Христос, с которым она вернулась из свадебного путешествия, не был ни тем неумолимым Судией, восседающим на престоле среди райских птиц, ни грозным Господом Вседержителем в золотом ореоле, он был Иисусом из Назарета, столь же нищим и покинутым всеми в день своей смерти, сколь безвестным было его рождение на соломе в хлеву. Не отдавая себе отчет, что византийская теология повергала ее в ужас только потому, что Равенна была городом Карло Альберто, она истребила в своем религиозном чувстве все, что могло ей напомнить о правах, которыми обладал на нее мужчина, провозгласивший себя ее супругом, ее военачальником; сохранив в своем католическом воспитании только то, что питало ее материнский инстинкт, предав забвению затерявшегося в облаках Яхве Моисея как нецелесообразный излишек, она ограничилась культом беззащитного новорожденного из Вифлеема, беглеца из Египта, отшельника в пустыне, изгоя в Гефсиманском саду, узника Синода, мученика Голгофы, культом того, кто в своей агонии претерпел отчаяние и жажду.
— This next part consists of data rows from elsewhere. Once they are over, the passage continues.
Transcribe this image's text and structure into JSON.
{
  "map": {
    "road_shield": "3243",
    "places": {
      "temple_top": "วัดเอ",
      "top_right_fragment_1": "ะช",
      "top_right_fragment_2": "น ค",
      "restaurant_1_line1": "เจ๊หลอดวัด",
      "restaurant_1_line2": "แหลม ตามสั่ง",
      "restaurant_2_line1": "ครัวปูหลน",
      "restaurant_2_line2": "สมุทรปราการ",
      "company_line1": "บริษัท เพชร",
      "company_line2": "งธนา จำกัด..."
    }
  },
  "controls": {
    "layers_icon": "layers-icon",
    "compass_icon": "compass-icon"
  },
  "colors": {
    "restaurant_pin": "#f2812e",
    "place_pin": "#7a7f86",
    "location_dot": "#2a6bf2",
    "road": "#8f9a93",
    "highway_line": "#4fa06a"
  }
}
Вплоть до того, не заставившего себя долго ждать, дня, когда у нее родился сын, и она смогла перенести свою любовь и заботу на невинное дитя — равно как и все итальянские матери, но еще и с каким-то особым рвением и привязанностью, что подогревались пророческим чувством. Я был тем сыном, которого она подсознательно отождествила с Христом, оставив за собою роль Девы Марии.